Used with verbs, the prefix has a double function. It is still conjunctive, but also has the effect of altering the tense and aspect of the verb. Weingreen gives the following example.[1] If one considers two simple past narrative statements, one expects to find them in the perfect tense:

šāmar hammeleḵ eṯ dəḇar YHWH

שָׁמַר הַמֶּלֶךְ אֶת דְּבַר יהוה‎
The king kept the word of the LORD

šāp̄aṭ eṯ haʿam bəṣeḏeq

שָׁפַט אֶת הָעָם בְּצֶדֶק‎
He judged the people in righteousness.

Šāmar ("kept") and šāp̄aṭ ("judged") are simple perfect qal forms, and they are the citation forms (lemmas) of these verbs.
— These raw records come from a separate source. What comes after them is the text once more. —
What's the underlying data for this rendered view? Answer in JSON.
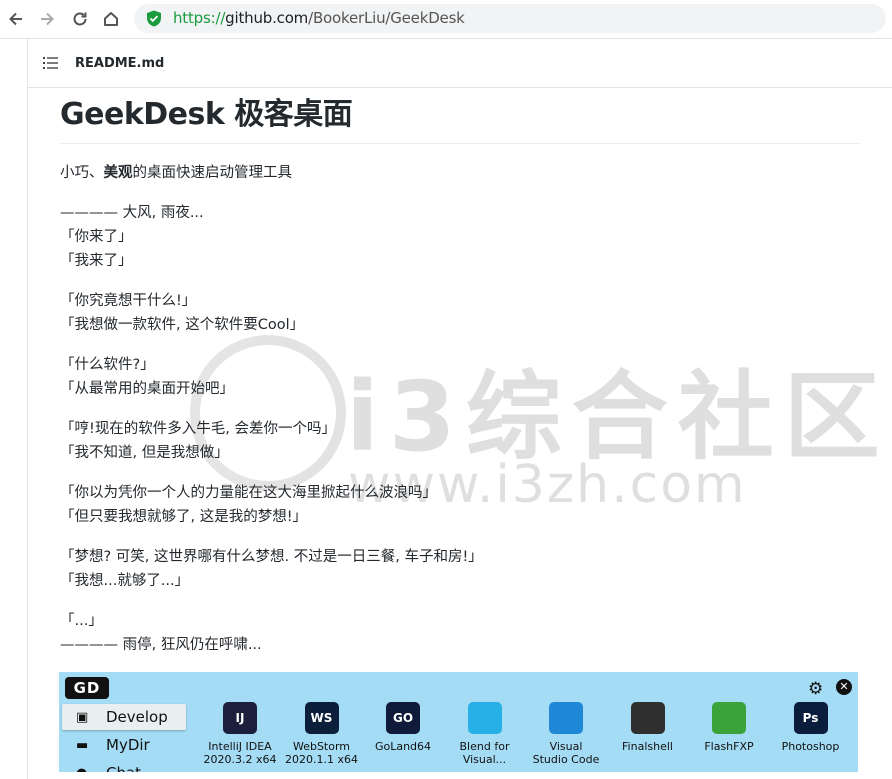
{
  "browser": {
    "url_scheme": "https://",
    "url_host": "github.com",
    "url_path": "/BookerLiu/GeekDesk"
  },
  "readme": {
    "file_name": "README.md",
    "title": "GeekDesk 极客桌面",
    "tagline_prefix": "小巧、",
    "tagline_bold": "美观",
    "tagline_suffix": "的桌面快速启动管理工具",
    "story": [
      [
        "———— 大风, 雨夜...",
        "「你来了」",
        "「我来了」"
      ],
      [
        "「你究竟想干什么!」",
        "「我想做一款软件, 这个软件要Cool」"
      ],
      [
        "「什么软件?」",
        "「从最常用的桌面开始吧」"
      ],
      [
        "「哼!现在的软件多入牛毛, 会差你一个吗」",
        "「我不知道, 但是我想做」"
      ],
      [
        "「你以为凭你一个人的力量能在这大海里掀起什么波浪吗」",
        "「但只要我想就够了, 这是我的梦想!」"
      ],
      [
        "「梦想? 可笑, 这世界哪有什么梦想. 不过是一日三餐, 车子和房!」",
        "「我想...就够了...」"
      ],
      [
        "「...」",
        "———— 雨停, 狂风仍在呼啸..."
      ]
    ]
  },
  "watermark": {
    "text": "i3综合社区",
    "url": "www.i3zh.com"
  },
  "app": {
    "logo": "GD",
    "sidebar": [
      {
        "label": "Develop",
        "icon": "terminal-icon",
        "active": true
      },
      {
        "label": "MyDir",
        "icon": "folder-icon",
        "active": false
      },
      {
        "label": "Chat",
        "icon": "chat-icon",
        "active": false
      }
    ],
    "tiles": [
      {
        "label1": "IntelliJ IDEA",
        "label2": "2020.3.2 x64",
        "abbr": "IJ",
        "color": "#1b1f3b"
      },
      {
        "label1": "WebStorm",
        "label2": "2020.1.1 x64",
        "abbr": "WS",
        "color": "#0b1e3a"
      },
      {
        "label1": "GoLand64",
        "label2": "",
        "abbr": "GO",
        "color": "#101a3a"
      },
      {
        "label1": "Blend for",
        "label2": "Visual...",
        "abbr": "",
        "color": "#27b0e5"
      },
      {
        "label1": "Visual",
        "label2": "Studio Code",
        "abbr": "",
        "color": "#1e88d6"
      },
      {
        "label1": "Finalshell",
        "label2": "",
        "abbr": "",
        "color": "#2f2f2f"
      },
      {
        "label1": "FlashFXP",
        "label2": "",
        "abbr": "",
        "color": "#3aa33a"
      },
      {
        "label1": "Photoshop",
        "label2": "",
        "abbr": "Ps",
        "color": "#0a1d3c"
      }
    ]
  }
}
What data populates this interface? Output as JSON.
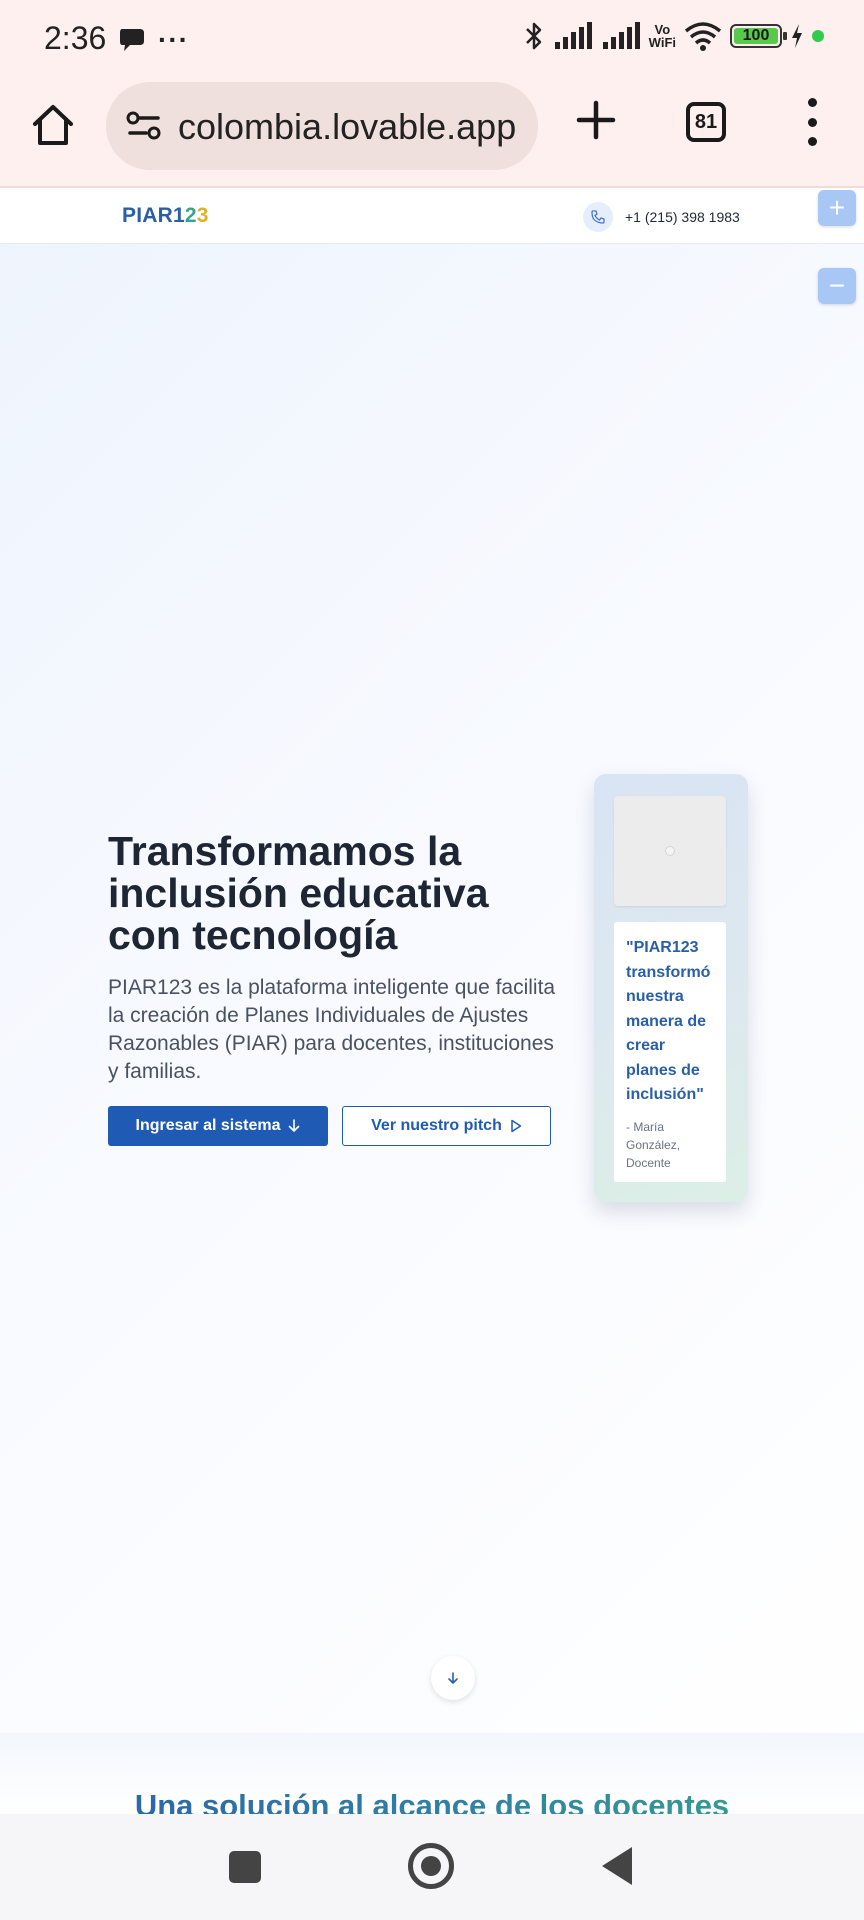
{
  "status_bar": {
    "time": "2:36",
    "ellipsis": "···",
    "vo_wifi_line1": "Vo",
    "vo_wifi_line2": "WiFi",
    "battery_level": "100"
  },
  "browser": {
    "url": "colombia.lovable.app",
    "tab_count": "81"
  },
  "site": {
    "logo": {
      "text": "PIAR",
      "digit1": "1",
      "digit2": "2",
      "digit3": "3"
    },
    "phone": "+1 (215) 398 1983",
    "zoom_in_label": "+",
    "zoom_out_label": "−"
  },
  "hero": {
    "title": "Transformamos la inclusión educativa con tecnología",
    "description": "PIAR123 es la plataforma inteligente que facilita la creación de Planes Individuales de Ajustes Razonables (PIAR) para docentes, instituciones y familias.",
    "primary_button": "Ingresar al sistema",
    "secondary_button": "Ver nuestro pitch"
  },
  "testimonial": {
    "quote": "\"PIAR123 transformó nuestra manera de crear planes de inclusión\"",
    "author": "- María González, Docente"
  },
  "next_section": {
    "title": "Una solución al alcance de los docentes"
  },
  "colors": {
    "brand_blue": "#2a5fa8",
    "brand_green": "#38a58a",
    "brand_yellow": "#e0b02a",
    "button_blue": "#1f5bb5"
  }
}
If however these two sentences are not separate but in one continuous narrative then only the first verb is in the perfect, whereas the following verb ("and he judged") is in the imperfect (yišpôṭ) with a prefixed waw:

A   šāmar hammeleḵ eṯ dəḇar YHWH wayyišpôṭ eṯ-haʿam bəṣeḏeq

שָׁמַר הַמֶּלֶךְ אֶת דְּבַר יהוה וַיִּשְׁפּוֹט אֶת הַעַם בְּצֶדֶק‎
The king kept the word of the LORD and he judged the people in righteousness.

Conversely, in a continuous narrative referring to the future, the narrative tense will be the imperfect, but this becomes a perfect after the conjunction:

  yišmôr hammeleḵ eṯ dəḇar YHWH wəšāp̄aṭ eṯ-haʿam bəṣeḏeq

יִשְׁמוֹר הַמֶּלֶךְ אֶת דְּבַר יהוה וְשָׁפַט אֶת הַעַם בְּצֶדֶק‎
The king will keep the word of the LORD and he will judge the people in righteousness.

I am not very big on the whole "changing the tense of the verb" thing; i.e., changing from past to future and vice-versa. I find it very, very difficult to find any argument compelling in the slightest.
The imperfect Arabic also will function as a future tense with a few doodads, so mixing up future and imperfect is not difficult.

So I read   A   as something along the lines

"The king kept the word of the LORD   (as evidenced by the ongoing fact that)   he was judging and continued to judge the people in righteousness."


and B as

"The king will keep the word of the LORD and he will (always) be seen to have judged the people in righteousness (at some future time of memory)."


B is sort of a future perfect and A is an ongoing continuous future imperfect.